RECRUITMENT Adobestock 539939191 LR

EAT upholds refusal to allow late disability discrimination amendment

21 Aug 2025

A prison officer who sought to add disability discrimination claims more than two years after dismissal has failed in her appeal against the employment tribunal’s refusal to permit the amendment.


Background

In CX v Secretary of State for Justice, the claimant, a former prison officer, brought claims of sex discrimination, religion or belief discrimination, harassment, victimisation, and whistleblowing-related detriment and dismissal following her dismissal during probation. The unfair dismissal claim could not proceed due to lack of qualifying service.

The claims went through two preliminary hearings, where the issues were clarified and amendments allowed to add whistleblowing complaints. Directions were set for a final hearing.

After disclosure in late 2023, the claimant, then representing herself, saw an Occupational Health report and HR note suggesting her depression and anxiety might meet the legal definition of disability. She applied in March 2024 to amend her claim to add disability discrimination (discrimination arising from disability and failure to make reasonable adjustments). She explained she had not previously realised mental ill health could amount to a disability in law.

By this stage, the case was fully prepared for hearing: the bundle and witness statements were exchanged, and the hearing was listed for March 2024. The employment tribunal refused the amendment, finding the new claims would expand the factual and legal enquiry, require additional disclosure, witness evidence, and hearing days, and cause hardship to the respondent.

The EAT decision

The claimant appealed, arguing that the tribunal had mischaracterised the amendment as new, failed to give weight to her explanation for delay, took irrelevant matters into account, and overlooked the significance of a declaration of disability discrimination.

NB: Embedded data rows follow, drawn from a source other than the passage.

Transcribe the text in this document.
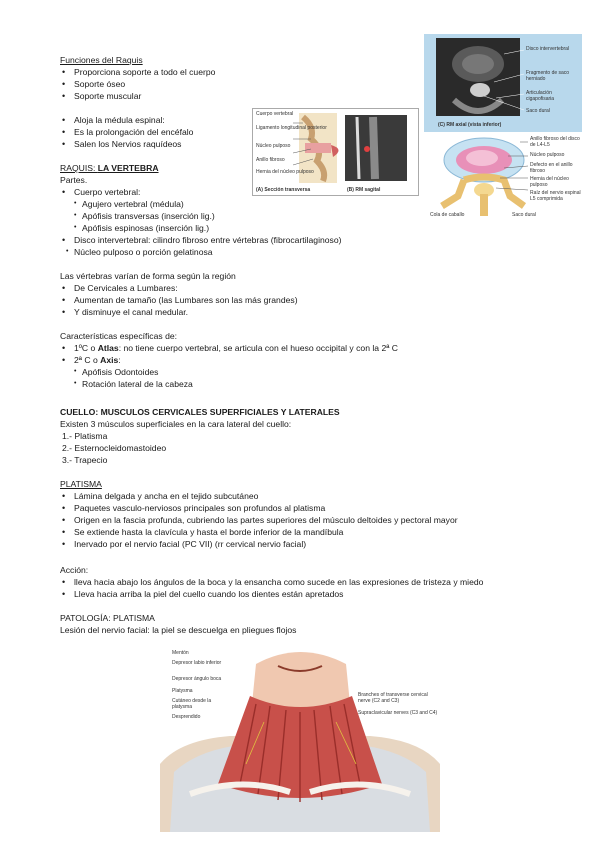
Funciones del Raquis
• Proporciona soporte a todo el cuerpo
• Soporte óseo
• Soporte muscular
• Aloja la médula espinal:
• Es la prolongación del encéfalo
• Salen los Nervios raquídeos
RAQUIS: LA VERTEBRA
Partes.
• Cuerpo vertebral:
• Agujero vertebral (médula)
• Apófisis transversas (inserción lig.)
• Apófisis espinosas (inserción lig.)
• Disco intervertebral: cilindro fibroso entre vértebras (fibrocartilaginoso)
• Núcleo pulposo o porción gelatinosa
Las vértebras varían de forma según la región
• De Cervicales a Lumbares:
• Aumentan de tamaño (las Lumbares son las más grandes)
• Y disminuye el canal medular.
Características específicas de:
• 1ºC o Atlas: no tiene cuerpo vertebral, se articula con el hueso occipital y con la 2ª C
• 2ª C o Axis:
• Apófisis Odontoides
• Rotación lateral de la cabeza
CUELLO: MUSCULOS CERVICALES SUPERFICIALES Y LATERALES
Existen 3 músculos superficiales en la cara lateral del cuello:
1.- Platisma
2.- Esternocleidomastoideo
3.- Trapecio
PLATISMA
• Lámina delgada y ancha en el tejido subcutáneo
• Paquetes vasculo-nerviosos principales son profundos al platisma
• Origen en la fascia profunda, cubriendo las partes superiores del músculo deltoides y pectoral mayor
• Se extiende hasta la clavícula y hasta el borde inferior de la mandíbula
• Inervado por el nervio facial (PC VII) (rr cervical nervio facial)
Acción:
• lleva hacia abajo los ángulos de la boca y la ensancha como sucede en las expresiones de tristeza y miedo
• Lleva hacia arriba la piel del cuello cuando los dientes están apretados
PATOLOGÍA: PLATISMA
Lesión del nervio facial: la piel se descuelga en pliegues flojos
Cuerpo vertebral
Ligamento longitudinal posterior
Núcleo pulposo
Anillo fibroso
Hernia del núcleo pulposo
(A) Sección transversa	(B) RM sagital
Disco intervertebral
Fragmento de saco herniado
Articulación cigapofisaria
Saco dural
(C) RM axial (vista inferior)
Anillo fibroso del disco de L4-L5
Núcleo pulposo
Defecto en el anillo fibroso
Hernia del núcleo pulposo
Raíz del nervio espinal L5 comprimida
Cola de caballo	Saco dural
Mentón
Depresor labio inferior
Depresor ángulo boca
Platysma
Cutáneo desde la platysma
Desprendido
Branches of transverse cervical nerve (C2 and C3)
Supraclavicular nerves (C3 and C4)
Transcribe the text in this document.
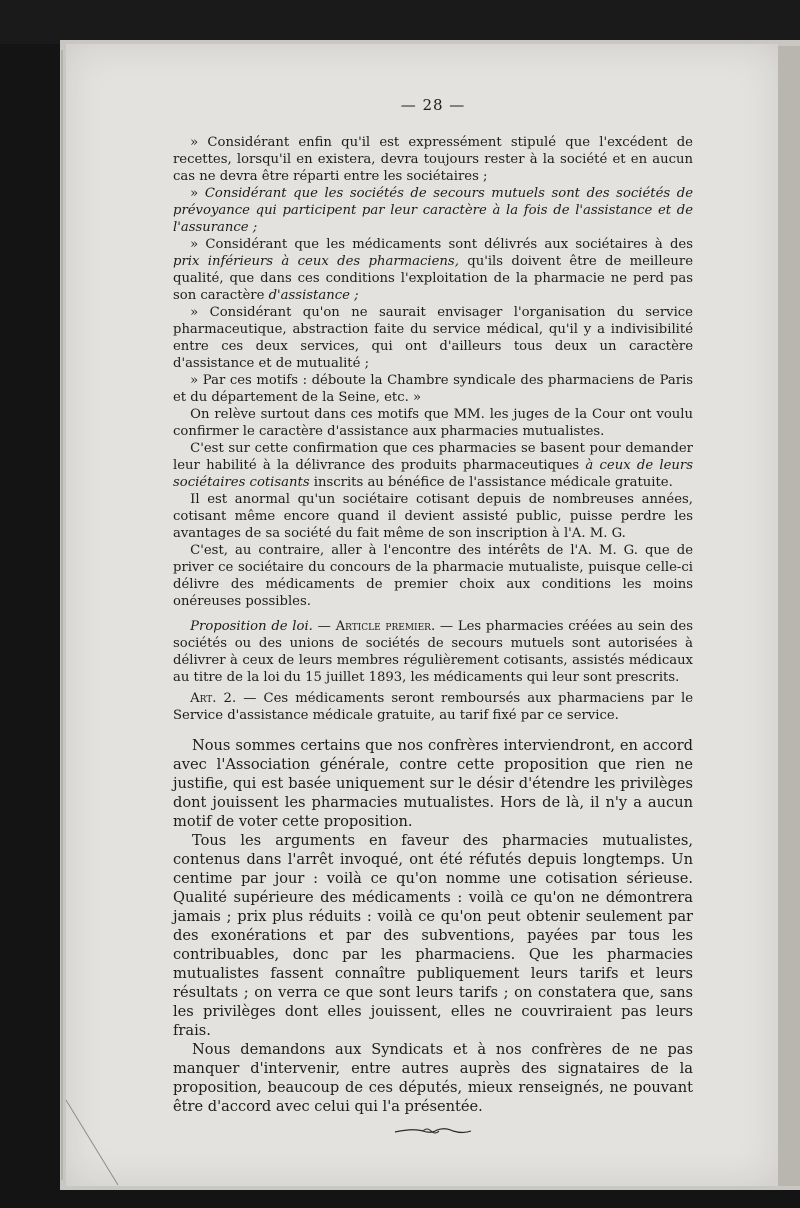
— 28 —

» Considérant enfin qu'il est expressément stipulé que l'excédent de recettes, lorsqu'il en existera, devra toujours rester à la société et en aucun cas ne devra être réparti entre les sociétaires ;

» Considérant que les sociétés de secours mutuels sont des sociétés de prévoyance qui participent par leur caractère à la fois de l'assistance et de l'assurance ;

» Considérant que les médicaments sont délivrés aux sociétaires à des prix inférieurs à ceux des pharmaciens, qu'ils doivent être de meilleure qualité, que dans ces conditions l'exploitation de la pharmacie ne perd pas son caractère d'assistance ;

» Considérant qu'on ne saurait envisager l'organisation du service pharmaceutique, abstraction faite du service médical, qu'il y a indivisibilité entre ces deux services, qui ont d'ailleurs tous deux un caractère d'assistance et de mutualité ;

» Par ces motifs : déboute la Chambre syndicale des pharmaciens de Paris et du département de la Seine, etc. »

On relève surtout dans ces motifs que MM. les juges de la Cour ont voulu confirmer le caractère d'assistance aux pharmacies mutualistes.

C'est sur cette confirmation que ces pharmacies se basent pour demander leur habilité à la délivrance des produits pharmaceutiques à ceux de leurs sociétaires cotisants inscrits au bénéfice de l'assistance médicale gratuite.

Il est anormal qu'un sociétaire cotisant depuis de nombreuses années, cotisant même encore quand il devient assisté public, puisse perdre les avantages de sa société du fait même de son inscription à l'A. M. G.

C'est, au contraire, aller à l'encontre des intérêts de l'A. M. G. que de priver ce sociétaire du concours de la pharmacie mutualiste, puisque celle-ci délivre des médicaments de premier choix aux conditions les moins onéreuses possibles.

Proposition de loi. — Article premier. — Les pharmacies créées au sein des sociétés ou des unions de sociétés de secours mutuels sont autorisées à délivrer à ceux de leurs membres régulièrement cotisants, assistés médicaux au titre de la loi du 15 juillet 1893, les médicaments qui leur sont prescrits.

Art. 2. — Ces médicaments seront remboursés aux pharmaciens par le Service d'assistance médicale gratuite, au tarif fixé par ce service.

Nous sommes certains que nos confrères interviendront, en accord avec l'Association générale, contre cette proposition que rien ne justifie, qui est basée uniquement sur le désir d'étendre les privilèges dont jouissent les pharmacies mutualistes. Hors de là, il n'y a aucun motif de voter cette proposition.

Tous les arguments en faveur des pharmacies mutualistes, contenus dans l'arrêt invoqué, ont été réfutés depuis longtemps. Un centime par jour : voilà ce qu'on nomme une cotisation sérieuse. Qualité supérieure des médicaments : voilà ce qu'on ne démontrera jamais ; prix plus réduits : voilà ce qu'on peut obtenir seulement par des exonérations et par des subventions, payées par tous les contribuables, donc par les pharmaciens. Que les pharmacies mutualistes fassent connaître publiquement leurs tarifs et leurs résultats ; on verra ce que sont leurs tarifs ; on constatera que, sans les privilèges dont elles jouissent, elles ne couvriraient pas leurs frais.

Nous demandons aux Syndicats et à nos confrères de ne pas manquer d'intervenir, entre autres auprès des signataires de la proposition, beaucoup de ces députés, mieux renseignés, ne pouvant être d'accord avec celui qui l'a présentée.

The EAT dismissed the appeal. It held that the proposed amendment raised materially new issues, including whether the claimant was disabled, what the employer knew or ought to have known, and the impact of disability on absence and performance. The tribunal had considered her explanation but was entitled to find the delay unjustified. It had also acknowledged the non-financial importance of a discrimination finding, but concluded this was not necessary for her existing claims, which already permitted uncapped compensation and injury to feelings awards.

Learning points

Tribunals often show flexibility where litigants in person are involved, recognising the difficulties they face in framing claims. However, this case illustrates the careful balancing exercise undertaken: tribunals must also consider fairness to the employer, the impact on the timetable, and the additional burden of new claims. Employers should not assume that all late amendment applications will be refused, but this decision shows that tribunals will weigh prejudice to both sides and may reject amendments where they would significantly expand the scope of proceedings.